Pharah Jean-Philippe, the theater company’s artistic director, said the performance’s purpose was to suggest the sameness that lurks beneath the faces on our commutes. “Everyone wears a mask on the train, and you don’t know what’s going on,” she said. “But what happens when everyone drops the mask, and we all have the same stories?”

This April 10 show at the Transit Museum, housed in an out-of-use Court Street subway station, was the first in a series of “programs created by the public for the public.” The next is scheduled for June 25. The 10 people selected for the first show (out of nearly 40 who answered the open call for proposals) were mostly working artists, albeit many who pursue art as a side hustle.

There is a modern fashion in the arts to blur the boundary between performer and audience. And so here were artists, who ordinarily were the audience for what happened on the transit system, briefly becoming performers: playing the system, as processed by their vision, back to us.

“Neil,” another performance in another decommissioned subway car, explored the boundaries between personal and public space on the train. How much looking at a fellow rider is too much looking? At what hours, and in what circumstances, is it O.K. to touch — thigh against rush-hour thigh, shoulder blade against strap-hanging elbow?

The performance consisted of a woman in a cavernous dress made of paper, printed with headlines heralding Neil Armstrong’s moon landing, dancing a strange, ethereal, almost alien dance. The dancer (and choreographer), Shandoah Goldman, was accompanied by a man who at first seemed improbably stylish but turned out merely to be French.

Trailed by the man, Julien Delbassée Leflon, Ms. Goldman stepped over the laps of her audience, seated on the car’s benches; flicked her fingers in their faces; twirled glacially around the poles; lurched toward this window, then that one; and climbed onto a seat as if to escape through the roof.


She had promised herself beforehand to do the piece precisely as choreographed, even if that meant entering space where people were sitting.
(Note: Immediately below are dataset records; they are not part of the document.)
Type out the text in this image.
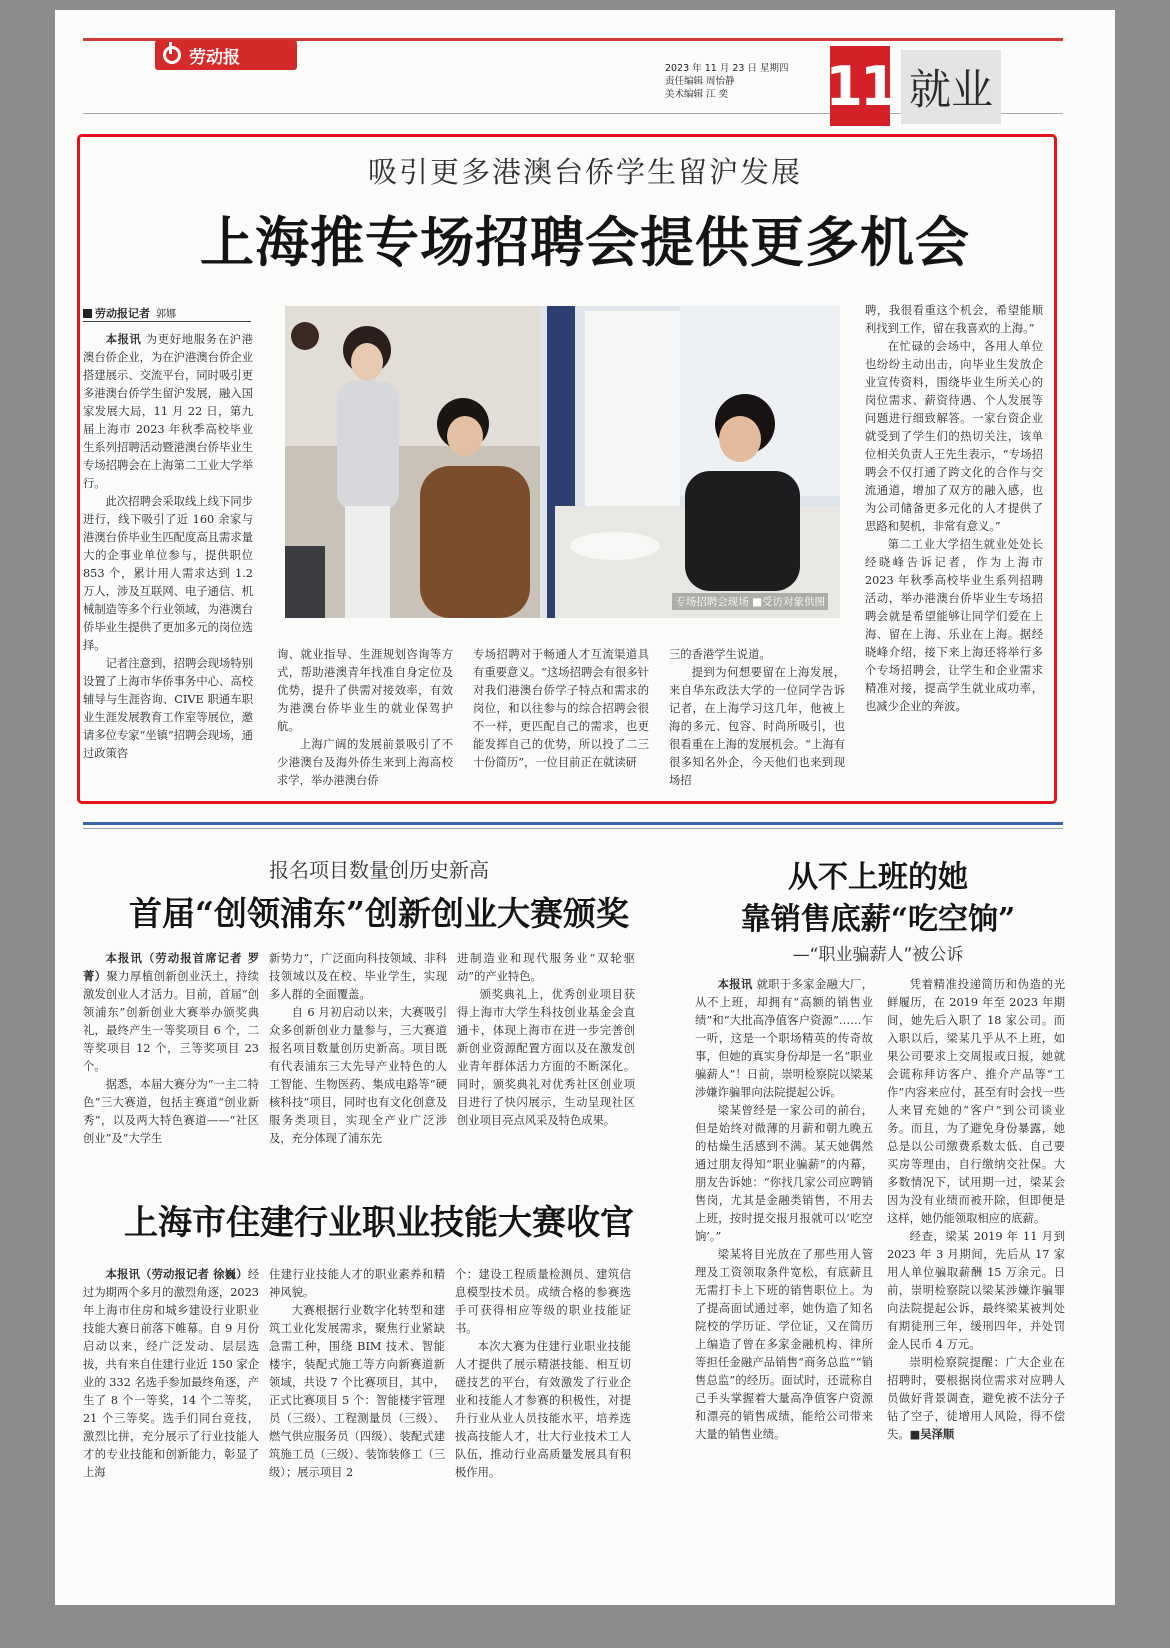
劳动报
2023 年 11 月 23 日 星期四
责任编辑 周怡静
美术编辑 江 奕	11 就业
吸引更多港澳台侨学生留沪发展
上海推专场招聘会提供更多机会
劳动报记者 郭娜

本报讯 为更好地服务在沪港澳台侨企业，为在沪港澳台侨企业搭建展示、交流平台，同时吸引更多港澳台侨学生留沪发展，融入国家发展大局，11 月 22 日，第九届上海市 2023 年秋季高校毕业生系列招聘活动暨港澳台侨毕业生专场招聘会在上海第二工业大学举行。

此次招聘会采取线上线下同步进行，线下吸引了近 160 余家与港澳台侨毕业生匹配度高且需求量大的企事业单位参与，提供职位 853 个，累计用人需求达到 1.2 万人，涉及互联网、电子通信、机械制造等多个行业领域，为港澳台侨毕业生提供了更加多元的岗位选择。

记者注意到，招聘会现场特别设置了上海市华侨事务中心、高校辅导与生涯咨询、CIVE 职通车职业生涯发展教育工作室等展位，邀请多位专家“坐镇”招聘会现场，通过政策咨

专场招聘会现场 ■受访对象供图

询、就业指导、生涯规划咨询等方式，帮助港澳青年找准自身定位及优势，提升了供需对接效率，有效为港澳台侨毕业生的就业保驾护航。

上海广阔的发展前景吸引了不少港澳台及海外侨生来到上海高校求学，举办港澳台侨

专场招聘对于畅通人才互流渠道具有重要意义。“这场招聘会有很多针对我们港澳台侨学子特点和需求的岗位，和以往参与的综合招聘会很不一样，更匹配自己的需求，也更能发挥自己的优势，所以投了二三十份简历”，一位目前正在就读研

三的香港学生说道。

提到为何想要留在上海发展，来自华东政法大学的一位同学告诉记者，在上海学习这几年，他被上海的多元、包容、时尚所吸引，也很看重在上海的发展机会。“上海有很多知名外企，今天他们也来到现场招

聘，我很看重这个机会，希望能顺利找到工作，留在我喜欢的上海。”

在忙碌的会场中，各用人单位也纷纷主动出击，向毕业生发放企业宣传资料，围绕毕业生所关心的岗位需求、薪资待遇、个人发展等问题进行细致解答。一家台资企业就受到了学生们的热切关注，该单位相关负责人王先生表示，“专场招聘会不仅打通了跨文化的合作与交流通道，增加了双方的融入感，也为公司储备更多元化的人才提供了思路和契机，非常有意义。”

第二工业大学招生就业处处长经晓峰告诉记者，作为上海市 2023 年秋季高校毕业生系列招聘活动，举办港澳台侨毕业生专场招聘会就是希望能够让同学们爱在上海、留在上海、乐业在上海。据经晓峰介绍，接下来上海还将举行多个专场招聘会，让学生和企业需求精准对接，提高学生就业成功率，也减少企业的奔波。

报名项目数量创历史新高
首届“创领浦东”创新创业大赛颁奖

本报讯（劳动报首席记者 罗菁）聚力厚植创新创业沃土，持续激发创业人才活力。目前，首届“创领浦东”创新创业大赛举办颁奖典礼，最终产生一等奖项目 6 个，二等奖项目 12 个，三等奖项目 23 个。

据悉，本届大赛分为“一主二特色”三大赛道，包括主赛道“创业新秀”，以及两大特色赛道——“社区创业”及“大学生

新势力”，广泛面向科技领域、非科技领域以及在校、毕业学生，实现多人群的全面覆盖。

自 6 月初启动以来，大赛吸引众多创新创业力量参与，三大赛道报名项目数量创历史新高。项目既有代表浦东三大先导产业特色的人工智能、生物医药、集成电路等“硬核科技”项目，同时也有文化创意及服务类项目，实现全产业广泛涉及，充分体现了浦东先

进制造业和现代服务业“双轮驱动”的产业特色。

颁奖典礼上，优秀创业项目获得上海市大学生科技创业基金会直通卡，体现上海市在进一步完善创新创业资源配置方面以及在激发创业青年群体活力方面的不断深化。同时，颁奖典礼对优秀社区创业项目进行了快闪展示，生动呈现社区创业项目亮点风采及特色成果。

上海市住建行业职业技能大赛收官

本报讯（劳动报记者 徐巍）经过为期两个多月的激烈角逐，2023 年上海市住房和城乡建设行业职业技能大赛日前落下帷幕。自 9 月份启动以来，经广泛发动、层层选拔，共有来自住建行业近 150 家企业的 332 名选手参加最终角逐，产生了 8 个一等奖，14 个二等奖，21 个三等奖。选手们同台竞技，激烈比拼，充分展示了行业技能人才的专业技能和创新能力，彰显了上海

住建行业技能人才的职业素养和精神风貌。

大赛根据行业数字化转型和建筑工业化发展需求，聚焦行业紧缺急需工种，围绕 BIM 技术、智能楼宇，装配式施工等方向新赛道新领域，共设 7 个比赛项目，其中，正式比赛项目 5 个：智能楼宇管理员（三级）、工程测量员（三级）、燃气供应服务员（四级）、装配式建筑施工员（三级）、装饰装修工（三级）；展示项目 2

个：建设工程质量检测员、建筑信息模型技术员。成绩合格的参赛选手可获得相应等级的职业技能证书。

本次大赛为住建行业职业技能人才提供了展示精湛技能、相互切磋技艺的平台，有效激发了行业企业和技能人才参赛的积极性，对提升行业从业人员技能水平，培养选拔高技能人才，壮大行业技术工人队伍，推动行业高质量发展具有积极作用。

从不上班的她
靠销售底薪“吃空饷”
—“职业骗薪人”被公诉

本报讯 就职于多家金融大厂，从不上班，却拥有“高额的销售业绩”和“大批高净值客户资源”……乍一听，这是一个职场精英的传奇故事，但她的真实身份却是一名“职业骗薪人”！日前，崇明检察院以梁某涉嫌诈骗罪向法院提起公诉。

梁某曾经是一家公司的前台，但是始终对微薄的月薪和朝九晚五的枯燥生活感到不满。某天她偶然通过朋友得知“职业骗薪”的内幕，朋友告诉她：“你找几家公司应聘销售岗，尤其是金融类销售，不用去上班，按时提交报月报就可以‘吃空饷’。”

梁某将目光放在了那些用人管理及工资领取条件宽松，有底薪且无需打卡上下班的销售职位上。为了提高面试通过率，她伪造了知名院校的学历证、学位证，又在简历上编造了曾在多家金融机构、律所等担任金融产品销售“商务总监”“销售总监”的经历。面试时，还谎称自己手头掌握着大量高净值客户资源和漂亮的销售成绩，能给公司带来大量的销售业绩。

凭着精准投递简历和伪造的光鲜履历，在 2019 年至 2023 年期间，她先后入职了 18 家公司。而入职以后，梁某几乎从不上班，如果公司要求上交周报或日报，她就会谎称拜访客户、推介产品等“工作”内容来应付，甚至有时会找一些人来冒充她的“客户”到公司谈业务。而且，为了避免身份暴露，她总是以公司缴费系数太低、自己要买房等理由，自行缴纳交社保。大多数情况下，试用期一过，梁某会因为没有业绩而被开除，但即便是这样，她仍能领取相应的底薪。

经查，梁某 2019 年 11 月到 2023 年 3 月期间，先后从 17 家用人单位骗取薪酬 15 万余元。日前，崇明检察院以梁某涉嫌诈骗罪向法院提起公诉，最终梁某被判处有期徒刑三年，缓刑四年，并处罚金人民币 4 万元。

崇明检察院提醒：广大企业在招聘时，要根据岗位需求对应聘人员做好背景调查，避免被不法分子钻了空子，徒增用人风险，得不偿失。■吴泽顺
They would have to deal, because contested space was the point of the show.

“We’re very close in a subway car, but there are a lot of norms around keeping in your space,” Ms. Goldman said. What happens when you challenge those norms?

Sure enough, a fascinated horror crept across many faces in the car. People got that look they get when the subway break-dancing men dangle from the ceiling, and the commuters are happy to hear that the men don’t do drugs, but they still don’t want someone falling on their heads.

And yet, as another pair of artists suggested in their performance, it is precisely this contact, this possibility of mutual space invasion among very different souls, that makes the city’s transit system so thrilling and vital — and worthy of artistic processing.

Jamie Benson and his partner, Andrae Gonzalo, arrived in New York from Los Angeles two years ago. Their dance routine that night, “Party To-Go,” was a tribute to a transit system they have come to appreciate as perhaps only displaced Angelenos can.

Seeking to breathe joy and exuberance into the tedium of subway rides, they wore gray maintenance-man onesies and pranced on and around a subway bench, going underneath, coming out the other side, hovering over the wood in eerie stillness.

However bleak public transit may seem in New York, they said, it has the power of being a shared experience — even for those who can afford better. Their Californian past has taught them to appreciate that.

“If you tell people in L.A. you’re riding the bus,” Mr. Gonzalo said, “people are like: ‘Are you O.K.? Do you need help?’